Doch nun war es wieder da.

 

Nach ein paar Minuten ging es mir allmählich besser, wir liefen wieder die Stufen zu dem Klassenraum empor, als ein älterer Junge, wohl ein Schüler der oberen Klassen, mit langen dunkelbraunen Haaren und kantigem Gesicht an uns vorbeieilte und die Treppe hinunter hechtete. Schulterzuckend sahen Sophie und ich uns an, gingen weiter den Gang entlang, doch kurz bevor wir die Tür öffneten, um einzutreten, wisperte Sophie mir zu: „Am besten wir treffen uns heute Mittag, um diese Sache zu klären. Das ist nun schon das zweite Mal diesen Monat, dass etwas mit dir nicht stimmt. Ist es in Ordnung, wenn ich gegen drei bei euch vorbeikomme?“, fragte Sophie und sah mich erstaunt an. Ich nickte nur zustimmend und öffnete die Tür zum Klassenraum.

 

 

 

 

 

 

 

                                               †

 

 

In all den Jahrhunderten, in denen ich nun schon gelebt hatte, war mir nicht einmal so etwas Gruseliges passiert, obwohl mir es am Anfang komisch vorkam, als mein neuer Aufenthaltsort eine Villa in der Landeshauptstadt Berlin sein sollte. Bisher hatte ich zwar schon in anderen deutschen und auch ausländischen Großstädten gelebt, doch Berlin war mir bisher immer verwehrt geblieben. Hier würde ich die nächsten drei Jahre verbringen, in denen ich nun endlich wieder einmal körperlich alterte. Unter dem Namen Cliolore von Thesen lebte ich nun im Jahre 2010. 324 Jahre alt war ich nun und noch immer im Körper einer 15-jährigen. Doch dies sollte sich bald ändern, denn mit meinem 325. Geburtstag alterte mein Äußeres nun endlich wieder einmal und ich würde bald wie jede gewöhnliche 16-jährige aussehen.

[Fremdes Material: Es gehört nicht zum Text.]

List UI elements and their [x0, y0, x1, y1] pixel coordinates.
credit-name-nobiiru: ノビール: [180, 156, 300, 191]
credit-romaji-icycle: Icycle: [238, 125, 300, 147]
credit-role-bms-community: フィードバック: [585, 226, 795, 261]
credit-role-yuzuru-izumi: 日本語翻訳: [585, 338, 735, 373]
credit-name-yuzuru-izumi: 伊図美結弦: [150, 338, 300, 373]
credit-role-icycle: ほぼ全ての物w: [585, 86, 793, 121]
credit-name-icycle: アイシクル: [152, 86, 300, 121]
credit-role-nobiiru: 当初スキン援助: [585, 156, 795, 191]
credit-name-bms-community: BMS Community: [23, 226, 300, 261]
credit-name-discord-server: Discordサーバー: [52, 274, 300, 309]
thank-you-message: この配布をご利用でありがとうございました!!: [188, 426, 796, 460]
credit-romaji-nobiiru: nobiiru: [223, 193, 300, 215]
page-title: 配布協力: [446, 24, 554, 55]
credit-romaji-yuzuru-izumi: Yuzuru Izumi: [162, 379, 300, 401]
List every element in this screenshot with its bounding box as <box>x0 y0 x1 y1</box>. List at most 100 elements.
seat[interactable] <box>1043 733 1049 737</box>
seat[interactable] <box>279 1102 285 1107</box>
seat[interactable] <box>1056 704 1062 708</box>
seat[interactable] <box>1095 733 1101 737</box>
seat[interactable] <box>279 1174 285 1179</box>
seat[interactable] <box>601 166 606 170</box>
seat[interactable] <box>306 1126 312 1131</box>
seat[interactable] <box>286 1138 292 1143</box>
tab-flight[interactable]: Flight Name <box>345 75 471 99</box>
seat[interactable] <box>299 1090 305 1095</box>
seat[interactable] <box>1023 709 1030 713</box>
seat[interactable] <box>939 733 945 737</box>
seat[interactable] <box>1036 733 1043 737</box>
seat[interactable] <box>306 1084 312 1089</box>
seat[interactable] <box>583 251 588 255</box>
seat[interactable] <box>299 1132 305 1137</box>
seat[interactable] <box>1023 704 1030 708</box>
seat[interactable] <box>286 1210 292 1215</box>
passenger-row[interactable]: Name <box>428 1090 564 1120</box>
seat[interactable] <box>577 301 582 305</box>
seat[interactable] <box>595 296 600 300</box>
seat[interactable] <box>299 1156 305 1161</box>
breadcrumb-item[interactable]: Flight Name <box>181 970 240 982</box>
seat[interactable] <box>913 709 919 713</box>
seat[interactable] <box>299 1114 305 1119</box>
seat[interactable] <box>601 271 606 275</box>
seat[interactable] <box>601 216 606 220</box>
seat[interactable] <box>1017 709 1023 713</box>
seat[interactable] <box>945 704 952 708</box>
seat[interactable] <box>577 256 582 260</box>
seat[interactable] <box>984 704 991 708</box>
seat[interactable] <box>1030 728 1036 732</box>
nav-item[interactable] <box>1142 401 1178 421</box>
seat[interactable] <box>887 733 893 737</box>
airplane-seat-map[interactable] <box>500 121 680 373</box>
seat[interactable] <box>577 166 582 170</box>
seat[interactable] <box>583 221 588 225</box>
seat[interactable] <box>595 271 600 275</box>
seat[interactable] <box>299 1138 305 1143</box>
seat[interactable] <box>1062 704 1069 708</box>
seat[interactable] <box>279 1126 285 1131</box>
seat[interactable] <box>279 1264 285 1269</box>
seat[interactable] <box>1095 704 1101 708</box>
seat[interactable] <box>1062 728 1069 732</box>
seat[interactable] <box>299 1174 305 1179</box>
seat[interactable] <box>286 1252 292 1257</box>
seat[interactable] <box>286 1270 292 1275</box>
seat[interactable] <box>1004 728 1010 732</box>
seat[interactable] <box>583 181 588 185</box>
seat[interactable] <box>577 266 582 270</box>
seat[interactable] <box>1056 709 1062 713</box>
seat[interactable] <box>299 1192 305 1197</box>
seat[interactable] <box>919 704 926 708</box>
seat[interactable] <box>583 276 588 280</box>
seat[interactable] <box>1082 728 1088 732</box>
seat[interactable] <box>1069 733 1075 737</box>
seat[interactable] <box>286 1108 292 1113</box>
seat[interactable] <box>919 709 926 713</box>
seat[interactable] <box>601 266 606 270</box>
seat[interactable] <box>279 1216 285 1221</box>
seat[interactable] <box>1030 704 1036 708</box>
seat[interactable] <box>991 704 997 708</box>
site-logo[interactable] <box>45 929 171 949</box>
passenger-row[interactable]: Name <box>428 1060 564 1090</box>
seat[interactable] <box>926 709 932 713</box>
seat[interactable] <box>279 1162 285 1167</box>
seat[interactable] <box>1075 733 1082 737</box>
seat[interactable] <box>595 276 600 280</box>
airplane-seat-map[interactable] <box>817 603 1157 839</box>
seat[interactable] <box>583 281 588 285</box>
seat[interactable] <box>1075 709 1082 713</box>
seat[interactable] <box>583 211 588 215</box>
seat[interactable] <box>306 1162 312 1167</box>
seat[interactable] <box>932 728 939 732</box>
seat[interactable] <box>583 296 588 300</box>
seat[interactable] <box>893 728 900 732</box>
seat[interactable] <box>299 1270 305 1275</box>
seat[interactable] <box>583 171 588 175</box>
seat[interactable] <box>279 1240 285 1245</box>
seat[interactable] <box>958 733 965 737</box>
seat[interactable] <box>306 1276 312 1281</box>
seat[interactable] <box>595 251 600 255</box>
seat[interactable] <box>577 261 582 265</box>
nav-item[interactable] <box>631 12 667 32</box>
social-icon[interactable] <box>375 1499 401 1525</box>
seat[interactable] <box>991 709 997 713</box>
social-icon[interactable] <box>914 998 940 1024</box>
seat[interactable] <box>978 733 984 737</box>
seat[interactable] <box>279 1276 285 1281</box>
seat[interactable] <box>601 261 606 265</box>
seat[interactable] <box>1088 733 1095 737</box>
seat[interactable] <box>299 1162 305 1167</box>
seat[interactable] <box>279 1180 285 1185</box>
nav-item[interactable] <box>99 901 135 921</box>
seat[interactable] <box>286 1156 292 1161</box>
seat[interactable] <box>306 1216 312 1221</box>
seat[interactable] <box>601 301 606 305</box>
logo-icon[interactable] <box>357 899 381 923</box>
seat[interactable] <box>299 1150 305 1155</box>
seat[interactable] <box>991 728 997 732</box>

Nun ja, fast. Ich glaube, kaum, dass Mädchen meines Alters über solch übermenschliche Sinne verfügen, wie ich es tue. Das leiseste Geräusch nehme ich auch aus zehn Metern Entfernung war, im Dunkeln sehe ich wie am Tag. Meine Nase riecht die schwächsten Fahnen von Angstschweiß und Parfüm. Auch besitze ich die Gabe des Gedankenlesens, welches mir in früheren Zeiten schon oft das Leben gerettet hat. Vor allem zur Zeit der Hexenverbrennung, zu deren Zeit ich in Finnland verweilte und mich mit meiner Ahnenforschung beschäftigte, um in Deutschland nicht als Hexe verbrannt zu werden.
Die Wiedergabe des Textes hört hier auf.